OSHA/Safety Concerns. During pandemic OSHA has received roughly 2400 COVID related complaints and has closed about 1400 of these. The agency is working with the CDC to coordinate workplace exposure reduction and formulate best practices. Additionally, they have issued preliminary guidance on reporting workplace exposure to COVID.

This guidance seems to suggest that outside of healthcare industry, emergency response organizations (e.g., emergency medical, firefighting, and law enforcement services), and correctional institutions, the agency will only enforce reporting of COVID infection as work related in situations where there is objective evidence that a COVID-19 case may be work-related and The evidence was reasonably available to the employer. The agency goes on to say this could include, for example, a number of cases developing among workers who work closely together without an alternative explanation; and, examples of reasonably available evidence include information given to the employer by employees, as well as information that an employer learns regarding its employees’ health and safety in the ordinary course of managing its business and employees.

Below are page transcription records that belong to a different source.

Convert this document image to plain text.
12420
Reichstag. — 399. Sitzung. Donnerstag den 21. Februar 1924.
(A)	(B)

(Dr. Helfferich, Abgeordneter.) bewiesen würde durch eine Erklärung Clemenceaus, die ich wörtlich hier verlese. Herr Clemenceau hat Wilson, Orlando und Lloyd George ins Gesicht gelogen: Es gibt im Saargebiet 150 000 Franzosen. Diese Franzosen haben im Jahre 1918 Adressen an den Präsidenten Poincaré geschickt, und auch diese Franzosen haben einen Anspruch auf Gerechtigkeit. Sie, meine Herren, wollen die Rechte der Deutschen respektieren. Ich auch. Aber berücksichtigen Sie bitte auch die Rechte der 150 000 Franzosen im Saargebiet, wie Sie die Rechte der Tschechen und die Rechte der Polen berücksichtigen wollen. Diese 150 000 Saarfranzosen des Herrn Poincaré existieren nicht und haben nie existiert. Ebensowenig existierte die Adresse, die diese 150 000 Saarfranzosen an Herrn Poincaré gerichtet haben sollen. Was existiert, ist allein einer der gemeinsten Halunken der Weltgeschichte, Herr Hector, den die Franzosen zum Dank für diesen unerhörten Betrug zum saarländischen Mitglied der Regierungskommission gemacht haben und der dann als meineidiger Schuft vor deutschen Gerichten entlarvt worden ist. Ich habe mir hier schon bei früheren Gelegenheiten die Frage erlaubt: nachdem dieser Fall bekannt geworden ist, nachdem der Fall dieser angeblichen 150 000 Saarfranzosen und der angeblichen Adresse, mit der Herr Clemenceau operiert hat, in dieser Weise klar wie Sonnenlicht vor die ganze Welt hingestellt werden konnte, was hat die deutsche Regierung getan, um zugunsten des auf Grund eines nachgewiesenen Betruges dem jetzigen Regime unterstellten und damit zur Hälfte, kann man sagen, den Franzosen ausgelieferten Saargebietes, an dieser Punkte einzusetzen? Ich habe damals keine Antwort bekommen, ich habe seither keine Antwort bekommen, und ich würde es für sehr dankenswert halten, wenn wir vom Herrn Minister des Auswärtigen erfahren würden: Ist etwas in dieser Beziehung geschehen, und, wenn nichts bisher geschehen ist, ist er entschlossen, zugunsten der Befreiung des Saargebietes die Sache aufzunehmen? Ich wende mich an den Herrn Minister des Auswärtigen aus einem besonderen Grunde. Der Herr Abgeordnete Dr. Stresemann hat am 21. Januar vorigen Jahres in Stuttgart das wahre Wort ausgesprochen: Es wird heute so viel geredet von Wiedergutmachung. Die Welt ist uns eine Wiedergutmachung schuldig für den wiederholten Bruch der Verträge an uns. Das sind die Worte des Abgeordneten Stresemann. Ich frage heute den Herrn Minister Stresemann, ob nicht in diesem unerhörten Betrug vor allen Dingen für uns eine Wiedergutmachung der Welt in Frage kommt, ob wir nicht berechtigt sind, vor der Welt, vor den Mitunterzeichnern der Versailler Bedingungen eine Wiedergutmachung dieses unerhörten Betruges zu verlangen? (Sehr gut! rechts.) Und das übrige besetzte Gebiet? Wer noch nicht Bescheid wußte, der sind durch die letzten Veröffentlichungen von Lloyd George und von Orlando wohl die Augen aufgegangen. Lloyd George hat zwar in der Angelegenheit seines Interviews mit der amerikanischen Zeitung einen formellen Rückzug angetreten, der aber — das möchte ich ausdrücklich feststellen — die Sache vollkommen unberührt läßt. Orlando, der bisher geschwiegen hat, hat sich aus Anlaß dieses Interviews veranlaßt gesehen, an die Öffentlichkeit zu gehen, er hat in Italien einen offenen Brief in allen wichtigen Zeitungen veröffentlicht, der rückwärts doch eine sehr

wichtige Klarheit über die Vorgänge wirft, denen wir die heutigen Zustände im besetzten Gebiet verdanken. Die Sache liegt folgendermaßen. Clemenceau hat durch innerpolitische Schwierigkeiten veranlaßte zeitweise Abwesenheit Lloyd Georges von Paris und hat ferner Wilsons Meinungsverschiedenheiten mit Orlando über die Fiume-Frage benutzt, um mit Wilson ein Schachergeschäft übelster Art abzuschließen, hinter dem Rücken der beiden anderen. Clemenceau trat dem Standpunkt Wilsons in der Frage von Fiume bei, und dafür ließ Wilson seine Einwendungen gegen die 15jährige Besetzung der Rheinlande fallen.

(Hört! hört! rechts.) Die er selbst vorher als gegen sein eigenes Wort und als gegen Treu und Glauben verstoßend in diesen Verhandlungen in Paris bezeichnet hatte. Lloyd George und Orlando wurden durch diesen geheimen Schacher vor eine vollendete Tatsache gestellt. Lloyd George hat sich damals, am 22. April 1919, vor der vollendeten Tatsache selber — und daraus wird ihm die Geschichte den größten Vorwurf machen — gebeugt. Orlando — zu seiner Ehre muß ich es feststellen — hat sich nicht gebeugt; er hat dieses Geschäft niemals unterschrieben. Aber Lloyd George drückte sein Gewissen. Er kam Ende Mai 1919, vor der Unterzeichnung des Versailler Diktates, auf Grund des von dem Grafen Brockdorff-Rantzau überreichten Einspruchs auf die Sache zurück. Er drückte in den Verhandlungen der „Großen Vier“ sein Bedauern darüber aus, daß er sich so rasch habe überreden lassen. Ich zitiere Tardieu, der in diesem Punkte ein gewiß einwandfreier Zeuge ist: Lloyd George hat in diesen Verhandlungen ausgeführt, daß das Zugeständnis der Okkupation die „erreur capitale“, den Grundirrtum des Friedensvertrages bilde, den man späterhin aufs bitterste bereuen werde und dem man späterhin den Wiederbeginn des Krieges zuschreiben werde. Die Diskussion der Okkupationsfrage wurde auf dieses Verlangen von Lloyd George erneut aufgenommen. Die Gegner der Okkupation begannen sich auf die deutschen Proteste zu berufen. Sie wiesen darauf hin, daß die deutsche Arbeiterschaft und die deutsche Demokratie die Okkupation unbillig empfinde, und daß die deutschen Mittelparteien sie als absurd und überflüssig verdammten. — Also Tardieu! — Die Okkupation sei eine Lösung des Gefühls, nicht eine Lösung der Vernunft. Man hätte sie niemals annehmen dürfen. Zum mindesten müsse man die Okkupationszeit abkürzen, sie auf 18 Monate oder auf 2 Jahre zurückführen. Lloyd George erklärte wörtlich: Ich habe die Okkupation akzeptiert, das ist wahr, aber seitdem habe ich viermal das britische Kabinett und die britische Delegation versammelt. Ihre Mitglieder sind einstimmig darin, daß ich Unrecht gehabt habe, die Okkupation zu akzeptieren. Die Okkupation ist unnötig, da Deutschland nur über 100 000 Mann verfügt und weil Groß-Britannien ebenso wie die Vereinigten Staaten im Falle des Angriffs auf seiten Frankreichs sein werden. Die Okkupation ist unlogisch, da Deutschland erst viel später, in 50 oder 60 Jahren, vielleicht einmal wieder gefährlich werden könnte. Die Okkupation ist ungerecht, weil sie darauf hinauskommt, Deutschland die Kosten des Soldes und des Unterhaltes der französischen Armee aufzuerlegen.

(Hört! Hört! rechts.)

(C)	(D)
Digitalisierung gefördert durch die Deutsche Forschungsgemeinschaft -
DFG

The agency has been working on publishing industry standards for retail, delivery, manufacturing, with an eye toward meat packing, curb side delivery, and construction. Best practice guidance on Hygiene, social distancing, cleaning and disinfection, equipment sharing, and sick employee procedures best practices. For the time being, OSHA has general guidance for preparing workplaces for COVID-19.

EEOC/Discrimination. According to guidance updated April 23, a mandatory COVID-19 test may be administered if it is “job related and consistent with business necessity.” Given that a person with the virus “will pose a direct threat to the health of others,” an employer can choose to test employees entering the premises.

EEOC says “employers should ensure that tests are accurate and reliable.” Additionally, it recommends that employers “still require —​ to the greatest extent possible —​ that employees observe infection control practices (such as social distancing, regular hand-washing, and other measures)” in order to prevent the spread of COVID-19 at work.

Employers covered by the Americans with Disabilities Act (generally employers of 15 or more employees) are allowed to take employees’ temperatures as they enter the workplace, even though this is considered a medical exam. Workers who refuse to undergo required disease-prevention measures may be barred from entering the workplace in order to protect the safety of other employees. The EEOC has not explained or clarified the meaning of the phrase, “upon entering the workplace.” Nor has it addressed whether employers may administer serological (anti-body) testing.

The agency has reiterated that state and federal anti-bias laws continue to apply during the pandemic. Employees and applicants cannot be singled out for special testing or other measures on the basis of race, religion, sex or other protected characteristics.The agency also recommends proactive measures to prevent discrimination and harassment, starting with explicit communication to the workforce that fear of the pandemic should not be misdirected toward individuals on the basis of national origin, race, or other prohibited basis.